Last night before going to bed I prayed for pastors who would be preaching today. I asked God to have all of us in relationship with Him so we not only heard His voice but walked in obedience to Him. That prayer led to me praying for the people who would hear sermons today. I prayed for regular attenders along with visitors. I prayed people would be receptive to what God had for them. That prayer led to praying for some particular people on my prayer list who have deep needs. Sometimes the knowledge I have of people's lives hurts my heart. Some of the circumstances I see them in hurts because I know if they would just allow God to help them they would receive His strength. It can be a scary thing to do yet so rewarding. So many times we believe we can do life on our own but in fact when we do life on our own we mess things up. We make 'bad' decisions, we are miserable, we feel hopeless, etc. God wants to guide every aspect of our life. He does not want us making any decision without His input. I am reminded this morning of the song "Oceans (Where Feet May Fail)" as I pray for many people who need to take the step toward allowing God to be their Guide.
Spirit lead me where my trust is without borders
Let me walk upon the waters
Wherever You would call me
Take me deeper than my feet could ever wander
And my faith will be made stronger
In the presence of my Saviour
Yes! There have been many times in life when I felt like I did not know what to do but God knew and provided His wisdom. Sometimes I chose to not listen. It was in those times the hurt became deeper until I finally allowed Him to be Who He desired to be in my life. Then life was complete. The joy in my spirit was once again felt deep in my soul. His love was experienced more than before and His grace was received. Woo hoo!

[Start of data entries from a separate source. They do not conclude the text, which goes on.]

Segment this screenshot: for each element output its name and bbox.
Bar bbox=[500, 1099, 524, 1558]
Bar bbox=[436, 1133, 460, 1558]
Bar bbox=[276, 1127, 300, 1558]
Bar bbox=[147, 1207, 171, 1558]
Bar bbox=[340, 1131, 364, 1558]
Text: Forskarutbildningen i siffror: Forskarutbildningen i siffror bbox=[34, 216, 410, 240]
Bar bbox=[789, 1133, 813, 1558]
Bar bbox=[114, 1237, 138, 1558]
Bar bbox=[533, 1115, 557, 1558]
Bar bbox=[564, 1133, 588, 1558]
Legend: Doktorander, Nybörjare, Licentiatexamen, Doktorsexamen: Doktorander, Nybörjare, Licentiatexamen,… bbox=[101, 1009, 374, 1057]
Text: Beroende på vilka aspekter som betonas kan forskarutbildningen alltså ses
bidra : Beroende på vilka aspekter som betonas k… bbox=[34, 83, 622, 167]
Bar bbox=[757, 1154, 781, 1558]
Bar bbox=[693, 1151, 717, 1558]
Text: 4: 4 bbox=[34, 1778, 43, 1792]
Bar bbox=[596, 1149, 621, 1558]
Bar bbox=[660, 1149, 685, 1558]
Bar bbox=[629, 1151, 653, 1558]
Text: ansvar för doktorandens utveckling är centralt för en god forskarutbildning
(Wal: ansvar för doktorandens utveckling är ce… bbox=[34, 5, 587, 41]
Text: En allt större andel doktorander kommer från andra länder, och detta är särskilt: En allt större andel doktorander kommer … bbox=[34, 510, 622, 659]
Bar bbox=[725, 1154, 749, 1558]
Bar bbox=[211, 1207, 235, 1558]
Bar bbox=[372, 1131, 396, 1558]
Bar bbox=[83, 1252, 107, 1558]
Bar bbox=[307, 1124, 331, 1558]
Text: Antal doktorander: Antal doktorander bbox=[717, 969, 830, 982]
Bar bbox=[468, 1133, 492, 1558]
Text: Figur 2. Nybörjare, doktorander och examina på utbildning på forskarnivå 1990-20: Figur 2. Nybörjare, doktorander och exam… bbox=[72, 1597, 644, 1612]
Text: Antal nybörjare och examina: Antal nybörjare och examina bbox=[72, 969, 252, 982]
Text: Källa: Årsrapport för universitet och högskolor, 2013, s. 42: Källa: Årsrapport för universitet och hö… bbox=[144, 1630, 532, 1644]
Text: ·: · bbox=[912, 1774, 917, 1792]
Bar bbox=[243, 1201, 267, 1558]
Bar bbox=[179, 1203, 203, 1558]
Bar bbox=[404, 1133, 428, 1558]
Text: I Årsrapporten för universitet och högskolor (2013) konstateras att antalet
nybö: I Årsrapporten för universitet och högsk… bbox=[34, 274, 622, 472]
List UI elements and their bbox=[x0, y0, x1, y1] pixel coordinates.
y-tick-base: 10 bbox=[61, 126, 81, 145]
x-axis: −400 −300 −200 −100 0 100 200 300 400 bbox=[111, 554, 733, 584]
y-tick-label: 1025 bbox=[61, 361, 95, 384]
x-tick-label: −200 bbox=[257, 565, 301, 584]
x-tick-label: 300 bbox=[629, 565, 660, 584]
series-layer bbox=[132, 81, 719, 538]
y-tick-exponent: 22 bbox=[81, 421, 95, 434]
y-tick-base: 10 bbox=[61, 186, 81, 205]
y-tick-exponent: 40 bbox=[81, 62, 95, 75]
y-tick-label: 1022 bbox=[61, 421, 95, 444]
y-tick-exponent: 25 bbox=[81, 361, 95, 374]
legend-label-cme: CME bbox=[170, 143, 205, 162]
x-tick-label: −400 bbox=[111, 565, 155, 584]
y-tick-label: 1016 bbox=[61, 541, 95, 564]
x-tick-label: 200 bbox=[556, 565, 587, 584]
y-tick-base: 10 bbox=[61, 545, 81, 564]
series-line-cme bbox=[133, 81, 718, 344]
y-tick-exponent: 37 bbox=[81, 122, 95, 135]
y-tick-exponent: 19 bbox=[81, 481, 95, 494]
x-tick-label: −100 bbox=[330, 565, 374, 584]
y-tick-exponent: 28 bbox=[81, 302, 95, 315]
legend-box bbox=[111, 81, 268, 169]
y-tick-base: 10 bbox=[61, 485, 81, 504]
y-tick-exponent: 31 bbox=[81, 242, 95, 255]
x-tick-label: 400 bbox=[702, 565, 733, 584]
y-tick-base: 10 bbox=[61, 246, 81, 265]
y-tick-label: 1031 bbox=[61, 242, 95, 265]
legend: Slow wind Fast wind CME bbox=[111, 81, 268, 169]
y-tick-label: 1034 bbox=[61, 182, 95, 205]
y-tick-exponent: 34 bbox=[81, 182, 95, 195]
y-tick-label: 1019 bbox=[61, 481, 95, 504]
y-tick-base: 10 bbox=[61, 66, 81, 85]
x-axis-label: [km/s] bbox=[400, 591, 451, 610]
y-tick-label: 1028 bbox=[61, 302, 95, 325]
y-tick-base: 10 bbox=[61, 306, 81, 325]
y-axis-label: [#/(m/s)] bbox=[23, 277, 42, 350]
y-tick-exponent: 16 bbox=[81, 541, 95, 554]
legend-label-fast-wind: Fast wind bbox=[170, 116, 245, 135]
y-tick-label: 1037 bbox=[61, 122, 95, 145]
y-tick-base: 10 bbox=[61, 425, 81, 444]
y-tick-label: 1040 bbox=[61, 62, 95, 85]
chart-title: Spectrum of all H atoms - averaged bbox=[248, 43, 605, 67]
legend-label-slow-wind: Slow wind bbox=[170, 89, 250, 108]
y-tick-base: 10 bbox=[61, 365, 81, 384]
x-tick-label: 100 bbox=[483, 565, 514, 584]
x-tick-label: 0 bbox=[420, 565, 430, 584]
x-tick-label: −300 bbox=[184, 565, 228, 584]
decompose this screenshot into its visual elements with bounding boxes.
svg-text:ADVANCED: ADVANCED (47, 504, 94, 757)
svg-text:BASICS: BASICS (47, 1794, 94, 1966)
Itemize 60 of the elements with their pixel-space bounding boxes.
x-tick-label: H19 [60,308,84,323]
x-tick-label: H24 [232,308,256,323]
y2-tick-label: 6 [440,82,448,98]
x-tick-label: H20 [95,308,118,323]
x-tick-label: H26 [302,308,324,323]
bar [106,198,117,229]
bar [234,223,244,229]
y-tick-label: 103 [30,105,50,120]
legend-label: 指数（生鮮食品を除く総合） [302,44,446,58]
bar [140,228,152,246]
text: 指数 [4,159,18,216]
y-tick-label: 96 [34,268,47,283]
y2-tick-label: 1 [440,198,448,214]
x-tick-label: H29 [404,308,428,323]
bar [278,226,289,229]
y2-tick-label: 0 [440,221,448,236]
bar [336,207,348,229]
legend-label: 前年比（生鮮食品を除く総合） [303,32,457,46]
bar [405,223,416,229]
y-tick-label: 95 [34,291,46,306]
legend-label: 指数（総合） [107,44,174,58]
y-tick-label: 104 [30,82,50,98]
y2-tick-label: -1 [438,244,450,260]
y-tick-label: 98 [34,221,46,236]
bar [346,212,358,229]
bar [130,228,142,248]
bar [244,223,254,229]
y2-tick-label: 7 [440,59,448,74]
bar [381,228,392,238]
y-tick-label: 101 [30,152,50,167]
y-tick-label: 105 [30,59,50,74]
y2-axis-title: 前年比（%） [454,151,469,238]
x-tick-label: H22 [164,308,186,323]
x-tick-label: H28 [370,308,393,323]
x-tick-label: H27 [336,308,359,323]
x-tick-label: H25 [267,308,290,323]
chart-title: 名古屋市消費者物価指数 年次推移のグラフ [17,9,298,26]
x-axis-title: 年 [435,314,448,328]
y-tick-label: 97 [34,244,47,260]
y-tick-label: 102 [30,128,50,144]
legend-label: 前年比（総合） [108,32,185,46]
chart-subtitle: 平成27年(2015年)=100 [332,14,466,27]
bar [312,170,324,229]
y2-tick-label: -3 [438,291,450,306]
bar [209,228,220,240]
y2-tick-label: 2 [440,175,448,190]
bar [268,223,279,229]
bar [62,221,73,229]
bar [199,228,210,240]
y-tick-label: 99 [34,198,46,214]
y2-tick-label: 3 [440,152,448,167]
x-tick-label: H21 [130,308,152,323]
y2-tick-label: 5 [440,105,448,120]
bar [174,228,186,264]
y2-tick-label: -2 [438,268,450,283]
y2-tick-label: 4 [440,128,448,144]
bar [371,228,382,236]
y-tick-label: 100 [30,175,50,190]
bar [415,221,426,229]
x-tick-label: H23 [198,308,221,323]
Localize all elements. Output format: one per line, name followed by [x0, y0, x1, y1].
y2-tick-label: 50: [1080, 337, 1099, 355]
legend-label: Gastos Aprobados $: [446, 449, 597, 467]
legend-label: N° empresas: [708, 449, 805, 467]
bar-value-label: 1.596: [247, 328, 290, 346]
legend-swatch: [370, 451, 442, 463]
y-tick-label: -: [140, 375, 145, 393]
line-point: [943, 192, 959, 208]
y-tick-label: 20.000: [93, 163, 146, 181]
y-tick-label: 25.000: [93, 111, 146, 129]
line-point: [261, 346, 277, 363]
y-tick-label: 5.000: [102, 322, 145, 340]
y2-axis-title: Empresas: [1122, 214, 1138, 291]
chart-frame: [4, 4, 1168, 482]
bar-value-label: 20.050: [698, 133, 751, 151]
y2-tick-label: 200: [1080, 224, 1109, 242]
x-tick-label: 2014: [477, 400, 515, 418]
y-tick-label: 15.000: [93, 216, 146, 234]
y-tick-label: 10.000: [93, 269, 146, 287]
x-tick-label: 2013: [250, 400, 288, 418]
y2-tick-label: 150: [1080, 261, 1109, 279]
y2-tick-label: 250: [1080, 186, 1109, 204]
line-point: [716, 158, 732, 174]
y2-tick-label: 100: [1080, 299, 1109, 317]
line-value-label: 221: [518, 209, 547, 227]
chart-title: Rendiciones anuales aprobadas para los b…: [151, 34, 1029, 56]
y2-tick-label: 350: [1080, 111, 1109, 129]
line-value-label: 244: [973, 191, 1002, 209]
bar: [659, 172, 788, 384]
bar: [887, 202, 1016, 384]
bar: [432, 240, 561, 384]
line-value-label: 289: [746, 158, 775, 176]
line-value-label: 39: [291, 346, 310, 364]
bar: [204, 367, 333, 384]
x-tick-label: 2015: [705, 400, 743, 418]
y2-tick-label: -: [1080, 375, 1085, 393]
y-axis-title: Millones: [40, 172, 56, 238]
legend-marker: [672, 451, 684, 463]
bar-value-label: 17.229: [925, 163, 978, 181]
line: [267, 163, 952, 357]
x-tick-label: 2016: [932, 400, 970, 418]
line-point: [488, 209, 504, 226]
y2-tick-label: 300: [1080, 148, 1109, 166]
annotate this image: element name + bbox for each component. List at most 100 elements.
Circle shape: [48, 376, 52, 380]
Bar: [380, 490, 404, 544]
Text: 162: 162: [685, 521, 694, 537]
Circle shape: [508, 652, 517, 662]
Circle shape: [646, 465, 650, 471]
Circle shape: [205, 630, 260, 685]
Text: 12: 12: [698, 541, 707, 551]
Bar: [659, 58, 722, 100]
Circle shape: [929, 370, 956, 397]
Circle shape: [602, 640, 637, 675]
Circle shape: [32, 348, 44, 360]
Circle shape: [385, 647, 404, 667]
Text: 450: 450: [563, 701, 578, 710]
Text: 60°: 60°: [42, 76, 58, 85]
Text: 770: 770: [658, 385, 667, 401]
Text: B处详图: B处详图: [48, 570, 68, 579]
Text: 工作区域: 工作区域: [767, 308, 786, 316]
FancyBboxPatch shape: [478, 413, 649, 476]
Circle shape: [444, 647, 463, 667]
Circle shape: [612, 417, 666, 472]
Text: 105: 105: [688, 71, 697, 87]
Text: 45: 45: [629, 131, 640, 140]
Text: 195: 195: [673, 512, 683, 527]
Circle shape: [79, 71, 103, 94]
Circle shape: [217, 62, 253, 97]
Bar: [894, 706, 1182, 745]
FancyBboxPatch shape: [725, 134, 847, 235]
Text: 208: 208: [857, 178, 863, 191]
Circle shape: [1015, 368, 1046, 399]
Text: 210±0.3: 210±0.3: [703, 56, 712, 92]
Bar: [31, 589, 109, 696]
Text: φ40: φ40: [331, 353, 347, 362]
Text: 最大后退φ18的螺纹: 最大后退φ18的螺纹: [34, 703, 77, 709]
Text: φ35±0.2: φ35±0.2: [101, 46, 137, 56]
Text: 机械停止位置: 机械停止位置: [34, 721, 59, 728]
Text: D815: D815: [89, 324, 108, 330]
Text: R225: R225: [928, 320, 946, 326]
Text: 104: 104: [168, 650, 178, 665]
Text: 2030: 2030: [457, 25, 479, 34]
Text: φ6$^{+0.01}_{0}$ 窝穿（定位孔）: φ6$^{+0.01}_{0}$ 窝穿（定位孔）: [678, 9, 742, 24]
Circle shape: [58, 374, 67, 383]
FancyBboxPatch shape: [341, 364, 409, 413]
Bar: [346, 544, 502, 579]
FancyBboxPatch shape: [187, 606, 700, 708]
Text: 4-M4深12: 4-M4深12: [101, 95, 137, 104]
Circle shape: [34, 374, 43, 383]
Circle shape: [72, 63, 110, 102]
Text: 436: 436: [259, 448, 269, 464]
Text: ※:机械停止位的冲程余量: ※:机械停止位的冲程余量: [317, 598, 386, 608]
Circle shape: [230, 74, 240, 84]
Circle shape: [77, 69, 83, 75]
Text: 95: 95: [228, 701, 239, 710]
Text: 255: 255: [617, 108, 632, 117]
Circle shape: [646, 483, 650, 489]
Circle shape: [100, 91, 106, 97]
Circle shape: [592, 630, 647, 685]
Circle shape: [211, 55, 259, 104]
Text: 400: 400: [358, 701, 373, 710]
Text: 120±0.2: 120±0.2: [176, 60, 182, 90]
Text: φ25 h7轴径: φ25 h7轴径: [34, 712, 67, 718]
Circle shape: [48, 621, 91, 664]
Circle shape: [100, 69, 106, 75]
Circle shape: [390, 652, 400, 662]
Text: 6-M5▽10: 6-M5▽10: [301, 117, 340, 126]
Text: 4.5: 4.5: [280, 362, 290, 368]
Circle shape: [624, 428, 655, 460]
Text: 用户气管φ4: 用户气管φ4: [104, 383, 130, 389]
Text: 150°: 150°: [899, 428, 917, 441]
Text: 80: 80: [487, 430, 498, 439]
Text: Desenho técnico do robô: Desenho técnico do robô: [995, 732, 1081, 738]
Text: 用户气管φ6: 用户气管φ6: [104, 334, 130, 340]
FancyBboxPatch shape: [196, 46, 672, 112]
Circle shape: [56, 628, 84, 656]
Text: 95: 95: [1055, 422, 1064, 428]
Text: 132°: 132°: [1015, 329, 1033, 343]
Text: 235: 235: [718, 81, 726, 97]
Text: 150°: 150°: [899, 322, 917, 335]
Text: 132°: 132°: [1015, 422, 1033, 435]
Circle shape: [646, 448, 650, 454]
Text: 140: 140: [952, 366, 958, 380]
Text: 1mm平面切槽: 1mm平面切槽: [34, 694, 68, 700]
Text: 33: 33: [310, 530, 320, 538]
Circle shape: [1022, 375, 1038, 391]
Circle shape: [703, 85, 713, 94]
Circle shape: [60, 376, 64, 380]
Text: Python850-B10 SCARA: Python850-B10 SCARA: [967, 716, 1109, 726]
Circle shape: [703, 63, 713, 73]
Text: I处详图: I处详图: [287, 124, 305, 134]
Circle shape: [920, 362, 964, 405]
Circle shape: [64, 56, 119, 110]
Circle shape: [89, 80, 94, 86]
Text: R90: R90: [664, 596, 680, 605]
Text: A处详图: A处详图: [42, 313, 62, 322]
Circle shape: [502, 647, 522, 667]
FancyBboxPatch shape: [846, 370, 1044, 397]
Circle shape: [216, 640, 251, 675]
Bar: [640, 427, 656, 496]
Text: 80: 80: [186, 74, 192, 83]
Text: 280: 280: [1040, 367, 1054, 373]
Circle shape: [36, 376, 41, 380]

Dear Jesus, Thank You for the blessings of yesterday and the ones ahead today! Thank You for giving me the privilege to pray for pastors last night before bed, during the night, and again this morning! Thank You for my husband Doug who blesses me in abundance every day! Thank You for our time with Teri and Betty last night! Cleanse me so You can fill me with more of You. May people see/hear You through my words, actions, attitude, and thoughts. I pray Your strength over many going through difficult days. My sisters Linda, Sally, and Mary; my brother Richard; Ben and Colleen; Pete and Delores; Steve; Doug's sister Jackie; Cait; Rhonda; Mike; Norma Hall; Jack and Paula; Sharon Sebolt and her parents; some young ladies with anxiety; a young man out of rehab; Ross and Mary Lilley; a husband/father separated from his wife; Brooklyn; April; families in turmoil; Gay and Doug; Sherry; and many others. I also pray healing prayers over many dealing with ‘c’ and/or going through treatments…Chrissy’s cousin; Shirley Jones; Little Judson; Little Roselynn; a young girl in our community; Mr Mullett; Marybeth's friends; David; Damon; Dave and Carol with his treatments; and Dan. I pray for: the Long family; Becky; Baby Sabre and her family; Debbie and her family; and Russ. Thank You for continued healing for Pastor Tommy and Pam! Thank You for being My Guide! Amen.